Commonly Used Ethical Labels Limit Their Usefulness, Finds Study
09 Dec 2016 --- Nowadays, product labels are often used to enable consumers to choose products that are friendly to the environment and to animals, natural, healthful and socially responsible. However, certain features of commonly used labels limit their usefulness.
The thesis of Tassos Michalopoulos, “The Citizen goes Shopping: A framework for the assessment and optimization of production from the perspective of society,” successfully defended on 5 December, identifies a number of these limitations and presents an innovative labeling approach designed to address them.
The usefulness of the commonly used “endorsement” labels is limited by offering a single certification grade which is “static,” in the sense that certification standards do not reflect the evolution of the market. Also, this type of labels is typically voluntary and defined by stakeholders. Consequently, they do not inform consumers on the ethical performance of non-certified products.
This creates room for the misleading promotion of uncertified products and limits the opportunities for concerned consumers to choose products based on their ethical preferences. In addition, the labels used fail to motivate product improvement beyond certification standards, and allow the emergence of a confusing variety of overlapping labels. They also allow production stakeholders to resist socially desirable certification requirements when these are unfavorable to their business.
Therefore, commonly used ethical labels for ethical aspects of production do not create the “free-market” dynamics according to which products must continuously innovate and improve, or else become obsolete and vanish.
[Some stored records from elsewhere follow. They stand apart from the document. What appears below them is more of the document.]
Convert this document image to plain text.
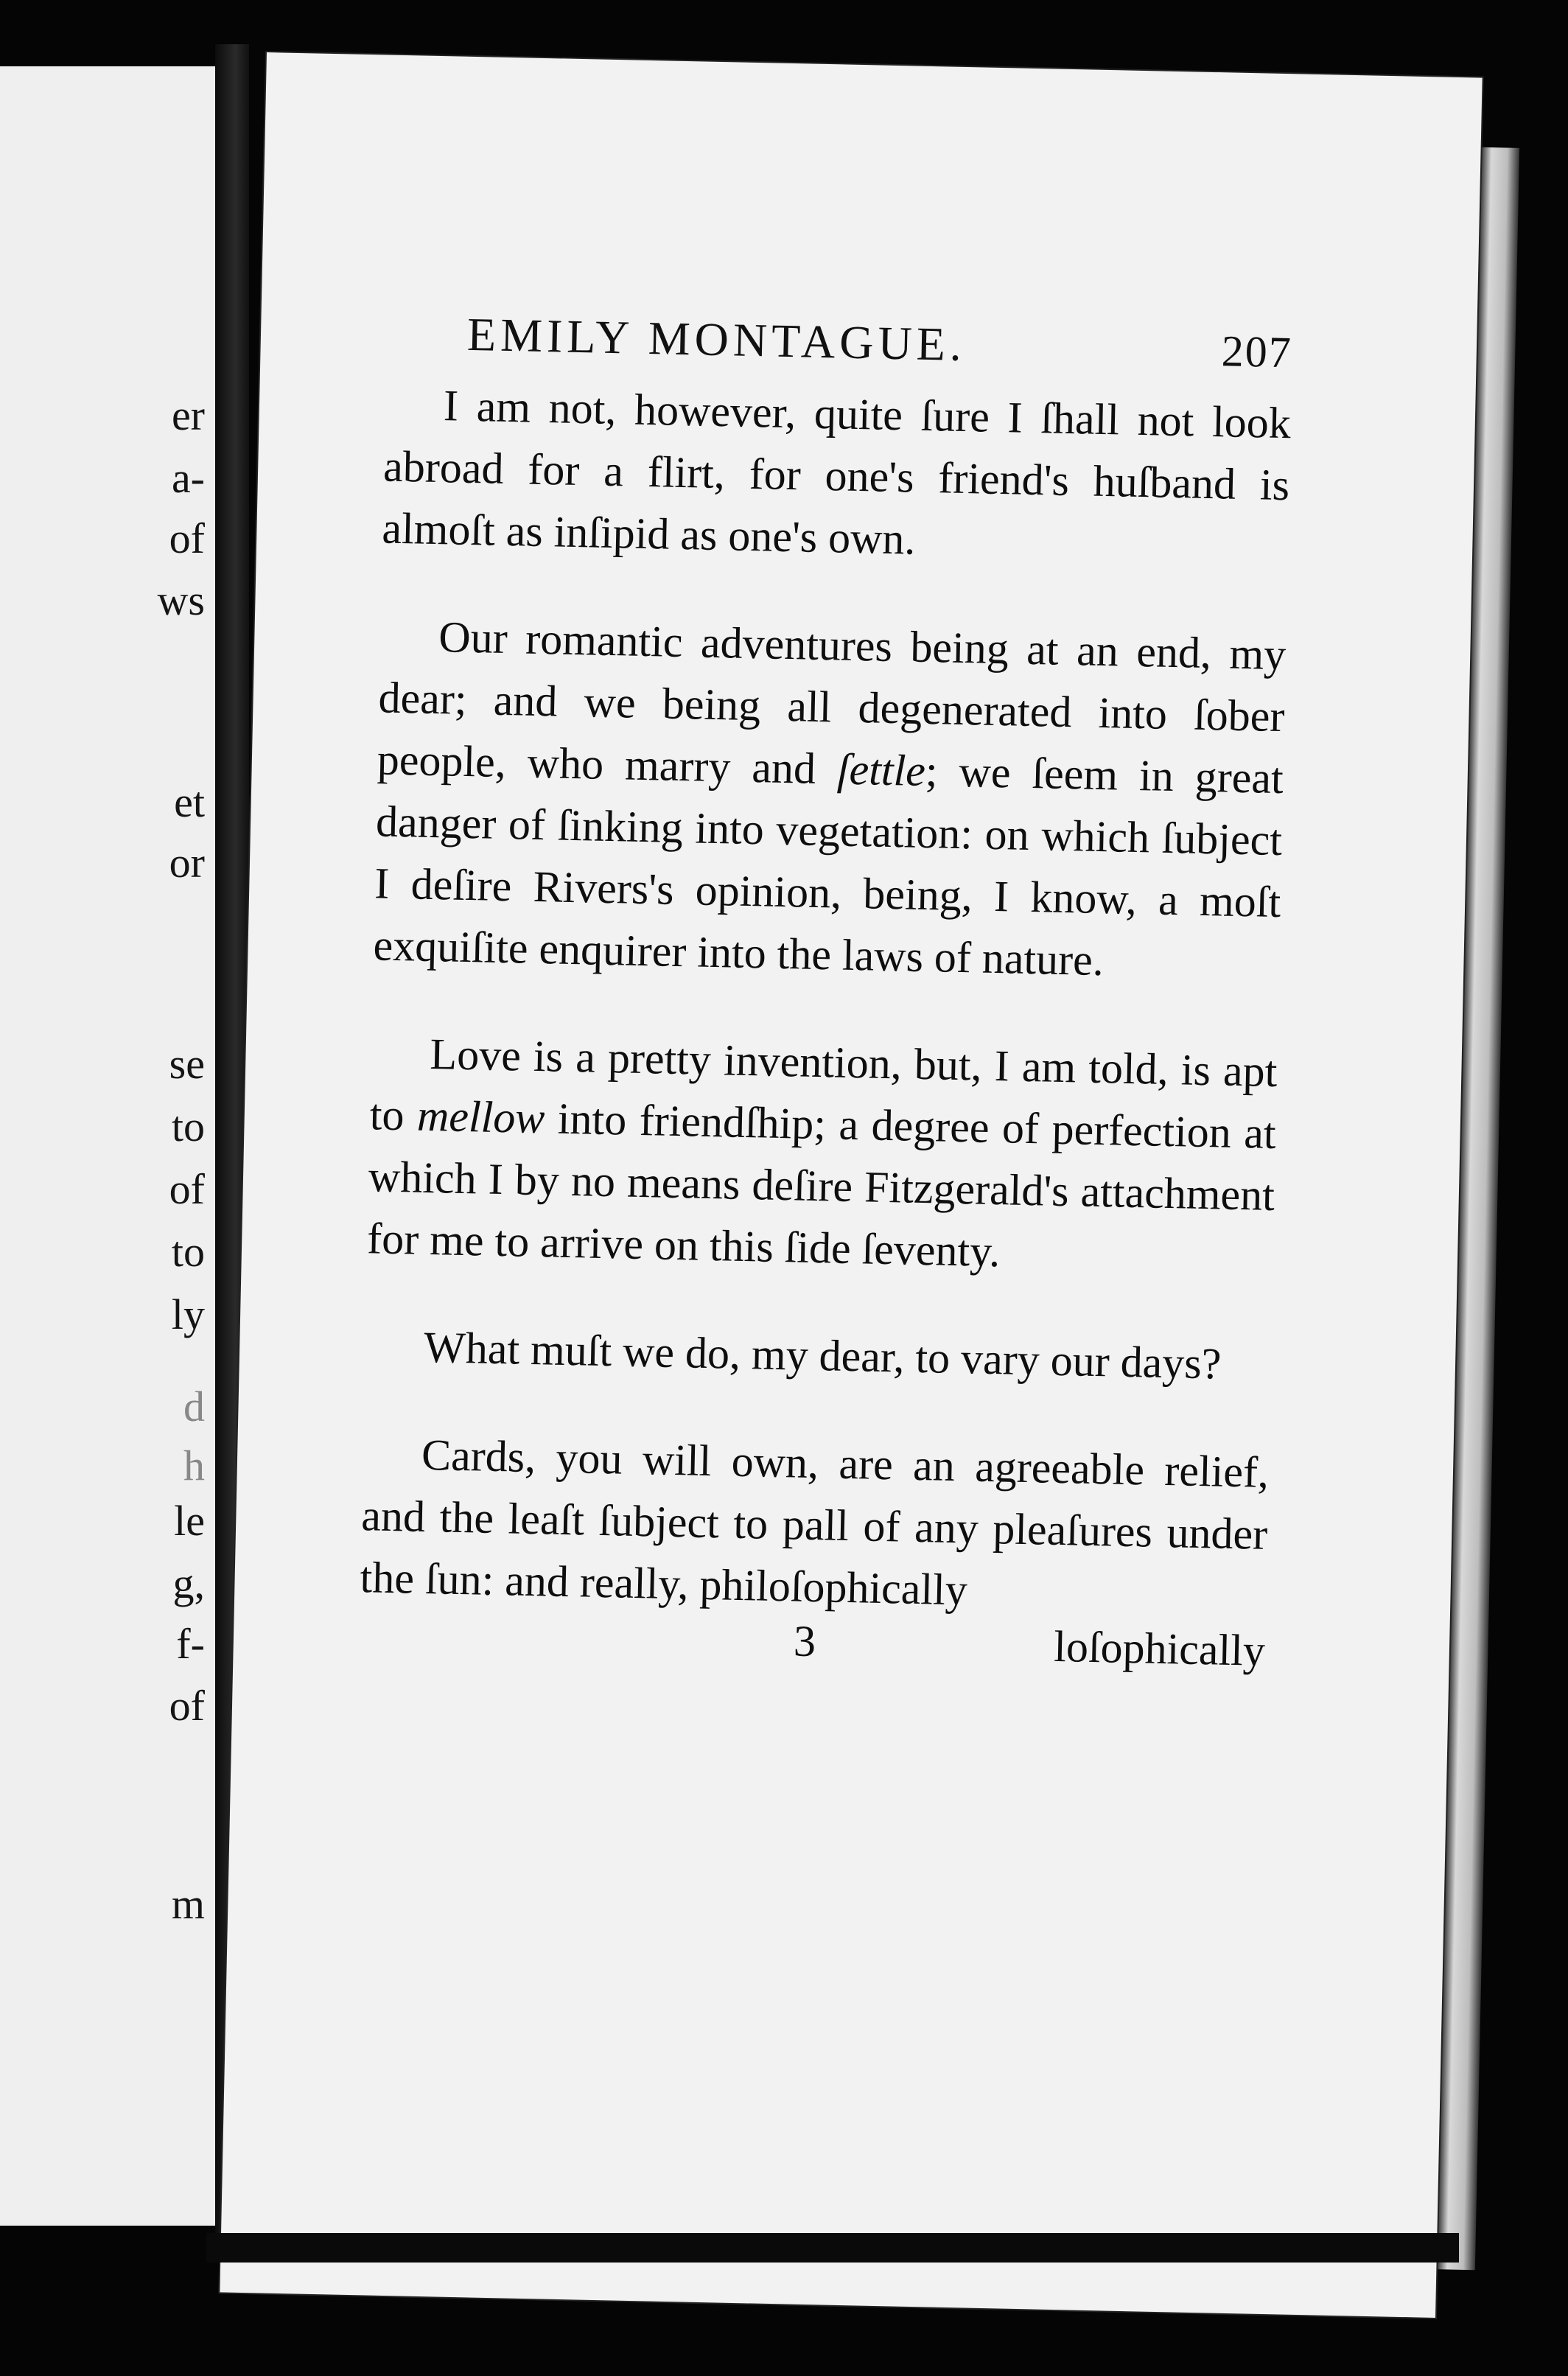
er
a-
of
ws
et
or
se
to
of
to
ly
d
h
le
g,
f-
of
m
EMILY MONTAGUE.	207

I am not, however, quite ſure I ſhall not look abroad for a flirt, for one's friend's huſband is almoſt as inſipid as one's own.

Our romantic adventures being at an end, my dear; and we being all degenerated into ſober people, who marry and ſettle; we ſeem in great danger of ſinking into vegetation: on which ſubject I deſire Rivers's opinion, being, I know, a moſt exquiſite enquirer into the laws of nature.

Love is a pretty invention, but, I am told, is apt to mellow into friendſhip; a degree of perfection at which I by no means deſire Fitzgerald's attachment for me to arrive on this ſide ſeventy.

What muſt we do, my dear, to vary our days?

Cards, you will own, are an agreeable relief, and the leaſt ſubject to pall of any pleaſures under the ſun: and really, philoſophically

3	loſophically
As an alternative, this thesis works out an innovative “comparative” labeling approach for product substitutes, which addresses these limitations. The proposed type of label is multi-grade or continuous, dynamic, mandatory, and defined by society.
It is argued that this type of labeling can motivate boosting ethical consumerism as a force for the consumer-based optimization of the market. In democracies, this can be particularly useful regarding issues about which society is concerned, yet the state has limited ability to regulate the market.
Among other uses of the product assessment method behind the proposed labeling approach is the comparative ranking of presently available labels, so as to inform consumers on the relative impact of different certified products, and the justification of state incentives (and disincentives) to ethically superior (inferior) production.